If IR[4] is a 1, VADD adds two vector registers (VSR1 and VSR2) and stores the result in VDR. If IR[4] is a 0, VADD adds a scalar register (SR2) to every element of VSR and stores the result in VDR.

VLD, VST, and VADD do not modify the content of Vstride and Vlength registers.

The following five hardware structures have been added to LC-3b in order to implement LmmVC-3.

• Vector Register File with eight 63-element Vector registers
• Vector Length Register
• Vector Stride Register
• A third input to DRMUX containing IR[8:6]
• Grey box A
• Box labeled X

These structures are shown in the LmmVC-3 datapath diagram:

1. A 6-bit input to the Vector Register file has been labeled X on the datapath diagram. What is the purpose of this input? (Answer in less than 10 words )

2. The logic structure X contains a 6-bit register and some additional logic. X has two control signals as its inputs. What are these signals used for?

3. Grey box A contains several additional muxes on both input lines to the ALU. Complete the logic diagram of grey box A (shown below) by showing all muxes and interconnects. You will need to add new signals to the control store; be sure to clearly label them in the logic diagram.

   • Keep in mind that we will still need to support all the existing scalar operations.
   • The XOR operation in the ALU can be used to compare two values.
   • Our solution required 3 additional control signals and 6 2-to-1 muxes.
   

4. We show the beginning of the state diagram necessary to implement VLD. Using the notation of the LC-3b State Diagram, add the states you need to implement VLD. Inside each state describe what happens in that state. You can assume that you are allowed to make any changes to the microsequencer that you find necessary. You do not have to make/show these changes. You can modify BaseR and the condition codes.
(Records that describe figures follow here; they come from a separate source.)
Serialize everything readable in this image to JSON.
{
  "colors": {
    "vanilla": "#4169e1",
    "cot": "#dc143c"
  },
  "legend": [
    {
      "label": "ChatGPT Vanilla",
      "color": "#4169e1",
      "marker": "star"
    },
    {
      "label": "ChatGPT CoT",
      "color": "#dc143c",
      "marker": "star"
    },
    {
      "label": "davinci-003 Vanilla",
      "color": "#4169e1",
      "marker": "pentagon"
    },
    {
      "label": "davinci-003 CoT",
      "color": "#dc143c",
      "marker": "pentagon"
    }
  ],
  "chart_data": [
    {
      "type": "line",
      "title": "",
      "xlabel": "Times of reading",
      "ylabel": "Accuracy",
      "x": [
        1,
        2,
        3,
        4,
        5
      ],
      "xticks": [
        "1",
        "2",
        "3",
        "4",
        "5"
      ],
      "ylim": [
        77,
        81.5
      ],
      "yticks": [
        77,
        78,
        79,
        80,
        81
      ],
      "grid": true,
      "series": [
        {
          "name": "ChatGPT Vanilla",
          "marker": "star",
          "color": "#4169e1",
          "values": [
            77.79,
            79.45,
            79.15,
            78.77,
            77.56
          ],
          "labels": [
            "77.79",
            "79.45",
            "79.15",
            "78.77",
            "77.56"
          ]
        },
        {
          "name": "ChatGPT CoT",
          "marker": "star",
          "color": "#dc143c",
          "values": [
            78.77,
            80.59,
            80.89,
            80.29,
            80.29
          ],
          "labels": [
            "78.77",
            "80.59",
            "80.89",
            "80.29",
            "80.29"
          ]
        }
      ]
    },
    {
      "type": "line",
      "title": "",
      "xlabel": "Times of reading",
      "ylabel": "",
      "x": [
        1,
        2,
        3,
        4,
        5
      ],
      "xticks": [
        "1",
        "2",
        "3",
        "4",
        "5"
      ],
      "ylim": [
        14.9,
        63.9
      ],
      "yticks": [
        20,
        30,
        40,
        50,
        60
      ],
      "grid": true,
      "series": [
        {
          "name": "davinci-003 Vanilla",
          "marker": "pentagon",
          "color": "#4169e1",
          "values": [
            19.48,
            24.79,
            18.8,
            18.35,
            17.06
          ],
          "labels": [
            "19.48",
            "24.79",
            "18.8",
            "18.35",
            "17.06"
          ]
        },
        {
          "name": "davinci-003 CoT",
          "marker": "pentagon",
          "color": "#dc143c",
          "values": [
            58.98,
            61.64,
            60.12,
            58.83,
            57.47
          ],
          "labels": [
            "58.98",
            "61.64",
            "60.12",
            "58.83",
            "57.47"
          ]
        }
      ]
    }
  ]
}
Make sure your design works when Vlength equals 0. Full credit will be awarded to solutions that require no more than 7 states.

   

The following data flow graph receives as inputs a value x, an n element vector V0, V1, ..., Vn-1, the value n, and a value 0 on its four input ports.

What "answer" is produced by the execution of this data flow graph?

We must compute the following expression:

    a*x^6 + b*x^5 + c*x^4 + d*x^3 + e*x^2 + f*x + g 

• How many operations and time-steps will the computation take on a single processor system (Use the smallest number of operations possible)?
• How many operations and time-steps will the computation take on a multiprocessor system with 4 processors? (Use the smallest number of operations possible)
• What is the speedup of the multiprocessor system over a single processor?

Speed-up with p processors is defined as T1/Tp, where T1 is the time to solve the problem with one processor and Tp is the time to solve the problem if you have p processors. What important requirement is there on T1?